Running Shanghai, Part II: How is it Different than USA?

Hot tea at the ready in Century Park for our pleasure upon finishing a long run in 80% humidity and about 85 degrees. 

Haven’t seen that in Central Park, nor Van Cortlandt. 

It was great, though. Actually, at the 10k point of my run, I mixed tea with lemon lime Gatorade. It was quite good. The tea diluted Gatorade’s sugar. 

Raw tempeh–high protein fermented soybeans–out for us post-run. I love tempeh and it’s perfect post-long run. But…

Never seen that either. 

Wonderful crispy, sugary ginger roll-up dessert-type treat after run!

Better than Olympic-style aid table we pass by after every 5k loop at Century. Other teams have nice set-ups, too, but ours seems to have the most food, in addition to fluids. 

Some teams even have aid stations set up for track workouts! This was at Jiao Tong University on Saturday:

Chinese runners seem really excited to create & join specific teams. It seems commonplace for teammates to wear their “flag” during runs, be they track workouts or long days. 

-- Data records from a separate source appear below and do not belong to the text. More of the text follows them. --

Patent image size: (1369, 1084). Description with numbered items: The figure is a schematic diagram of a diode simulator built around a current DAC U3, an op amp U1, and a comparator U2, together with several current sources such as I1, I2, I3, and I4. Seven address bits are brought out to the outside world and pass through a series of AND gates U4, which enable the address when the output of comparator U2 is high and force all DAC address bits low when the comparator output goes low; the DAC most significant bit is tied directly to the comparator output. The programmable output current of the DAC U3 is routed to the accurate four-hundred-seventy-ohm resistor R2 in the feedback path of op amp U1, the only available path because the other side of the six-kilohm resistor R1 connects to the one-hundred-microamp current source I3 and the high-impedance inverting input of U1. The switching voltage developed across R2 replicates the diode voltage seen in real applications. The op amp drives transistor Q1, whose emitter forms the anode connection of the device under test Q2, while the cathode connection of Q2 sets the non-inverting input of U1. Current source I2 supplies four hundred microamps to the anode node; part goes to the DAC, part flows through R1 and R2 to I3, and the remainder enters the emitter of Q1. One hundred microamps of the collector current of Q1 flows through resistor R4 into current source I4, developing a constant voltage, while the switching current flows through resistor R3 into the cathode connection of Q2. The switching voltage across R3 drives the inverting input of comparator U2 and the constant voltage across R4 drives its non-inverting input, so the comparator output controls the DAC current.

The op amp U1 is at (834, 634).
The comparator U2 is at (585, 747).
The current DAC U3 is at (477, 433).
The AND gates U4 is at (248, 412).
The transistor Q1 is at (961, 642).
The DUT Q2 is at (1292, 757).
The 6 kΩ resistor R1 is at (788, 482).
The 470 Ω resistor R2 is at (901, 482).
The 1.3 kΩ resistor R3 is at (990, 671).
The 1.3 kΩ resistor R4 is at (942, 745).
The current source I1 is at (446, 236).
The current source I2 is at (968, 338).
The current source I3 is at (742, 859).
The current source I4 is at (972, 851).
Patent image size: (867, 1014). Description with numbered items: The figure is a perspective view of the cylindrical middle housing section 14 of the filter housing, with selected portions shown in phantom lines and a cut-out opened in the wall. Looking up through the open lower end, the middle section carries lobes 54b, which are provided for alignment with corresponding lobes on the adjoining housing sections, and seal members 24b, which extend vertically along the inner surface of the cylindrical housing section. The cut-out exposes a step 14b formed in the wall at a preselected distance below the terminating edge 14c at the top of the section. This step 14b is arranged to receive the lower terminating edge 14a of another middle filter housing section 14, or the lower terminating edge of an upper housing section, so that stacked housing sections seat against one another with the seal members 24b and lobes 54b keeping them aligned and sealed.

Typically, in the U.S. we only wear team uniforms/singlets on race days. 

We wear plenty of other team attire in the meantime, but Chinese runners seem to want to fly their flag on every run–or at least those in large public squares such as Century & Jiao Tong. 

Man in glasses on right cracked me up. For a good 30 minutes or more he was explaining something at length to this small group around him–only 7-8 folks at times. All the while he wore a headset with microphone. His voice ranged out loudly, as folks listened intently from no more than ten feet away. 

American coaches-mentors: Please grab your mics.

Lastly for now, there’s also a Vegan Runners team with 450 members!